Elliott Family

Elliott Family

Saturday, February 14, 2009

Happy Valentine's Day

Today is one of those days; actually, I've had a few of them lately. I think hoping for Isaac to come any day has pushed me into a sentimental mood--both anticipating his arrival and letting go of him. (Although it will only be from my womb to my arms.) And I complain a lot about the pain of pregnancy but it's only half-true. Yes, it is painful & I can't WAIT to deliver him, see, & hold him...I also relish every moment--especially the moments of him wiggling around like crazy, but also the moments of lugging my belly around & not finding ANYTHING that fits right.

Things have been pretty hectic around our house lately. From Chad's new ministry position to fitting the new position around his "day job" or vice versa to trying to get the nursery ready, added on top of my house-work-challenged self and the emotions of pregnancy magnifying all the changes...I feel like I've been in a whirlwind. But God has been faithful. We are so excited about all the changes but moreso to get to a place when they're not "new" and we can feel settled with everything. I hope those thoughts aren't keeping me from living in the moment. I constantly feel in a state of "trying to catch up" and that is just a part of who I am, I fear. I pray about it a LOT & am always trying new methods to "get ahead" but I still feel behind.

Maybe I'll take a minute to be thankful for the things I'm NOT behind on to remind me God's still working on me & I'm still responding:
  1. I am super thankful Isaac's room is finished.I am not behind on my Beth Moore Bible study (b/c I did 1 1/2 this morning...but still).
  2. Isaac & Neena are packed for when labor comes.
  3. The bathroom supplies & a few things are packed for me & Chad & I have a list for the rest ready to check-off. (Harder to pack for us b/c we use all our clothes we'd want to pack.)
  4. Kitchen is stocked with frozen meals & lots of groceries.
  5. Still mopping & changing the sheets weekly on their "day" to be done & keeping the bathrooms pretty orderly!
So it's only 5 things right now but those are still significant to me ;) And I am also thankful for the love I feel for my husband. Happy Valentine's, Honey. All these changes have really put a lot of pressure on us & it's definitely not been easy. It's a choice to love him and also for him to love me when we might not like each other so much at times. I'm not saying anything he wouldn't agree with; don't think I'm trying to put all the blame on him! I am trying to learn to pick priorities really carefully and to serve him before me or the rest of my family but sometimes I forget that just because I think through doing something for him doesn't mean it's going to be received if I don't say it in the right language. That's a little vague but that's what's going on in my mind these days. So many times he's come home from work & I feel like I've done so much for him b/c of the things I've cleaned in the house & he doesn't notice it. And at the same time, he's been at work, feeling like he's loving me by working & he comes home & all I recognize is that he's left me alone to deal with the frustrations of being a mom.

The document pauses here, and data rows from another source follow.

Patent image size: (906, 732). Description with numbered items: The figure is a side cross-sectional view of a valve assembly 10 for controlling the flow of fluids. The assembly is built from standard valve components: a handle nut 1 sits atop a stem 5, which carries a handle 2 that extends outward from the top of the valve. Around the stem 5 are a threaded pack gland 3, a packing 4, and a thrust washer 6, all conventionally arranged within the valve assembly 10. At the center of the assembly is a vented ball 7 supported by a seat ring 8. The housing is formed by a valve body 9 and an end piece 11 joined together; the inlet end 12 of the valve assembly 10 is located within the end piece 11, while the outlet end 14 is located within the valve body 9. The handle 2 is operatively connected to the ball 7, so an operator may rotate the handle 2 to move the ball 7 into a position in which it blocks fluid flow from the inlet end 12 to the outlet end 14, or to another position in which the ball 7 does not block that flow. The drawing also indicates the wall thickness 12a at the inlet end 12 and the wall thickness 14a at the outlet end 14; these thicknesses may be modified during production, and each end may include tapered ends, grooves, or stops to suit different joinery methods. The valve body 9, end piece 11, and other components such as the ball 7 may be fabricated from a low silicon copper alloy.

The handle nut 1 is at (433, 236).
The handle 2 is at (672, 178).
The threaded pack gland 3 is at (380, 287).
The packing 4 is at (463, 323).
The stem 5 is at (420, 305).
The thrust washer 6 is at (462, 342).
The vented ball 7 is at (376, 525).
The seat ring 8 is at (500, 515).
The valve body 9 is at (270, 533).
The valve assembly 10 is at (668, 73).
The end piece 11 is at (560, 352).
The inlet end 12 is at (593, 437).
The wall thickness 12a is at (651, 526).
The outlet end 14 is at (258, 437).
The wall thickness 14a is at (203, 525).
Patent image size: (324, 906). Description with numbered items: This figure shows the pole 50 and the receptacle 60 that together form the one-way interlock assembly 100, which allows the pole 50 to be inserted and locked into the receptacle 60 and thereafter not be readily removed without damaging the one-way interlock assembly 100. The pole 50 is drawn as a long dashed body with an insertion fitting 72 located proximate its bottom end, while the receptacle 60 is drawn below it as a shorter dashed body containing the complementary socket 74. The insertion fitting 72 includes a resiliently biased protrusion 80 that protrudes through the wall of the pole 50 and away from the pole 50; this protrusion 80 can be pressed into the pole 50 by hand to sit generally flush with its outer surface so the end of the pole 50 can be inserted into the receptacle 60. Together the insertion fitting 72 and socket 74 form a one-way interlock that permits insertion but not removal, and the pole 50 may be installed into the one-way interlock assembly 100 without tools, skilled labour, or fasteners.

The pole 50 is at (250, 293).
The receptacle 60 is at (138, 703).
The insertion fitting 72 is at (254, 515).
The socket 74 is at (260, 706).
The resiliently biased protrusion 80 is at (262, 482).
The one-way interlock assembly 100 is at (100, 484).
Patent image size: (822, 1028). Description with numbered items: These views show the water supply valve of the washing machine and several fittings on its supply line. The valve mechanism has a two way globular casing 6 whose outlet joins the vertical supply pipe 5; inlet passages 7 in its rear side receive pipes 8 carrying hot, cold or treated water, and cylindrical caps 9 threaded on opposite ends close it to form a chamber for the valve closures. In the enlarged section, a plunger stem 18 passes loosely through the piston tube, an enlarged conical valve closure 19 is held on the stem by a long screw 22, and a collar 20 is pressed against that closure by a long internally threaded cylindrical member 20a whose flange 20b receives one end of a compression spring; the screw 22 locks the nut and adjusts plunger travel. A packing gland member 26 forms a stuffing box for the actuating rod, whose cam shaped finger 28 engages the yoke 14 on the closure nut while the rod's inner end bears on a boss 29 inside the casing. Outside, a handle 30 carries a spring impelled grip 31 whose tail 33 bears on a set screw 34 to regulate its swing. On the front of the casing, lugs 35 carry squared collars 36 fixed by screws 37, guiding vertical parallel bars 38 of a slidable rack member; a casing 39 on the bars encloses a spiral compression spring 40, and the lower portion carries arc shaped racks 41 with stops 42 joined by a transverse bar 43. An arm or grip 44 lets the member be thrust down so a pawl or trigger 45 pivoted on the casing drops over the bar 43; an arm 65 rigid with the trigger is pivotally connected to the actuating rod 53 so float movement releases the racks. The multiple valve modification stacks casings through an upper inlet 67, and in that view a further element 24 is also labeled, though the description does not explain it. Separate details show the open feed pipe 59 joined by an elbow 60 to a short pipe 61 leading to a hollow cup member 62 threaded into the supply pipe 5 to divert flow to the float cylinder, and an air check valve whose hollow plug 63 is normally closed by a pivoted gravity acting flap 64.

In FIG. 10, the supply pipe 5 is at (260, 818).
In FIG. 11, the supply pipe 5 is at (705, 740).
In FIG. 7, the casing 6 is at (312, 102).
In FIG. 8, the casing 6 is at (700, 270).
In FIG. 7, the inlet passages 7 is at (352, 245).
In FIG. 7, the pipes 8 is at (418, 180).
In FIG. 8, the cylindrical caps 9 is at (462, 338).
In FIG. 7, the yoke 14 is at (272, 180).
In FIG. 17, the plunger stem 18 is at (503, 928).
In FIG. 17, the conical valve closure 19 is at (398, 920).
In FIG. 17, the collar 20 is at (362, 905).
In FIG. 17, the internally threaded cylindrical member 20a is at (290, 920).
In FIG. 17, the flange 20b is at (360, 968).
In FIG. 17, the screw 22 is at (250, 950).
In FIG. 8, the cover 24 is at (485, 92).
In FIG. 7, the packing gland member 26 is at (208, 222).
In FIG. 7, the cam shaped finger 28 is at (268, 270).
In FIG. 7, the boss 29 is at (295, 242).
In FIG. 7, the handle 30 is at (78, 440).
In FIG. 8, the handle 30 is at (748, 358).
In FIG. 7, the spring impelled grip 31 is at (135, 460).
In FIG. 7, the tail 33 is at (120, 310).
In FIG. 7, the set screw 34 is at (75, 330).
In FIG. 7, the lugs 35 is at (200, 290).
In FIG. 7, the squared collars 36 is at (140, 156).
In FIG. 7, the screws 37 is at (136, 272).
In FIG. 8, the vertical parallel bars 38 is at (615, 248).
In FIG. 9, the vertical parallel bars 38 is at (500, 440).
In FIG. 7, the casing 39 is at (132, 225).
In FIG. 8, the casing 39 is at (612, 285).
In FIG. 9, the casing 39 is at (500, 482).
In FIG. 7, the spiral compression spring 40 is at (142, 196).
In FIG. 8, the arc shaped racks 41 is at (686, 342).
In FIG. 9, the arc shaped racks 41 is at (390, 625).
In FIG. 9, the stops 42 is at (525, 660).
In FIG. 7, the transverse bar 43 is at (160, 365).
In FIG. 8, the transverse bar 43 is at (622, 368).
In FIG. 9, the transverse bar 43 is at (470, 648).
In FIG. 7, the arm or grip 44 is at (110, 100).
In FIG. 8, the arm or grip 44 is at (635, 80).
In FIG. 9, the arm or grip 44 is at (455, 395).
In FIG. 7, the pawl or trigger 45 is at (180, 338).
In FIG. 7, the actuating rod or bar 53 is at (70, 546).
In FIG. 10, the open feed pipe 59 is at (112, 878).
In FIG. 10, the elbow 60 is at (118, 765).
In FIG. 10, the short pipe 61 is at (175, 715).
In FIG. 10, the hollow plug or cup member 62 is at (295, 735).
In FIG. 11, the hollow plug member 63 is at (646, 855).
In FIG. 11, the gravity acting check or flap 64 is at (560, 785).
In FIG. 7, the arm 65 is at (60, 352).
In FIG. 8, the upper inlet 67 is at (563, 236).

Well, I'm going to try to change that! I'm going to try to recognize the things he's doing to communicate how much he loves me & try to do things that he can recognize as me loving on him. Not totally sure how to do that. But we're going through a series at church, "Bringing Sexy Back" that is so timely for our household and the 1st week was just awesome. (You can get to the podcast from therevolution.tv I recommend it!) I am praying that Chad & I both receive the message. (And it doesn't hurt that Chad has to hear it in 3 separate services, on top of pre-reading and critiquing it!! LOL!!)

And in addition to all of those things, I think I'm starting to realize the importance of embracing and enjoying the small things. A lot of people I know have really mastered that art & whereas I am quite aware of details in some areas, there are a lot of things that I just see the whole picture. Like clothes. I am in awe of girls that put an outfit together and all the details work, from jewelry to shoes to handbag to hair. Me? I have some "pieces" I like--shirts & pants--and then the basic needed shoes and thank God for my mom & all the jewelry (clothes, too, but esp. jewelry) she's given me or I'd be OUT on that catagory, too. But I enjoy looking at people who detail putting it all together. I hope one day to do a little more of that (and not feel guilty spending the money & time to do it but that's another issue entirely.)

My sweet Neena Michelle is such an instrument in reminding me about that. The poor thing is getting on my every last nerve this week b/c I just want some peace & quiet...and the girl doesn't have "quiet" in her vocabulary. Most of her time is spent singing made up songs or Christmas carols at the top of her lungs. But if I get onto her for it and then see that sweet face, I think, One day she's not going to sing like that & you're going to miss it terribly & long to have it again!!! and I am immediately apologizing for not loving her up--even things that may drive me crazy. The other day she came back to the bedroom with the full trash bag from the kitchen. She noticed it was full & was trying to help by taking it out. She is a sweet, loving little angel!!

Hopefully by next post I'll be sharing the delivery story!! Say a prayer for us :) God is so good! And He hears our prayers :)

1 comment:

Anonymous said...

just discovered your blog from the link in your email. glad to add it to my google reader!